Behind every good painting is a sound abstract design. In visual art most of the 20th century was devoted to some sort of abstraction. Today many artists paint abstractly, but to a lot of people abstraction is meaningless. That's too bad because understanding abstraction can go a long way towards enhancing a realistic work whether photo-realistic or more impressionistic.
Here is an experiment that can open up for you one way abstraction can work. In science, experiments often begin with setting intentions, so that's what we will do first. The subject is the photo of tomatoes below.
1. We will use only one tool, a flat brush, and with it we will use only a straight, flat stroke
2. We will focus only on color
3. Each stroke will take on a different direction than the previous stroke of the same color
4. Each color is repeated at least twice.

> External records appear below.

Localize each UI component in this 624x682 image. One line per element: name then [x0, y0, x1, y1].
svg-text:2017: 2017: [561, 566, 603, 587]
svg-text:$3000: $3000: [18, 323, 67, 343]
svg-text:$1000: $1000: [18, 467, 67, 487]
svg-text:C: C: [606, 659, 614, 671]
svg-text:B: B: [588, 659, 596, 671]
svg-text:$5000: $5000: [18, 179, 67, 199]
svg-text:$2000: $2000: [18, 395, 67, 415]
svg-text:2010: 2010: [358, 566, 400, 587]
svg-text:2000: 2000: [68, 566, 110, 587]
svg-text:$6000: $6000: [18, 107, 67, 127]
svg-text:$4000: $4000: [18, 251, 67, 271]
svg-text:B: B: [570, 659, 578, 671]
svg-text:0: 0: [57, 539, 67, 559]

First pass: Doing those four intentions, we'll place the lighter value reds of the tomatoes.
Second Pass: Still using the four intentions, we'll use the darker reds.
Third Pass: We add the lighter greens.
Fourth pass: We add the darker greens.
Fifth pass: The lighter grays.
Sixth pass: The darker neutral reds
Seventh pass: The darker grays
Eighth pass: The middle value greens
Ninth pass: More light grays and the abstract is complete
The sequence of color selection doesn't matter. What matters is following the four intentions.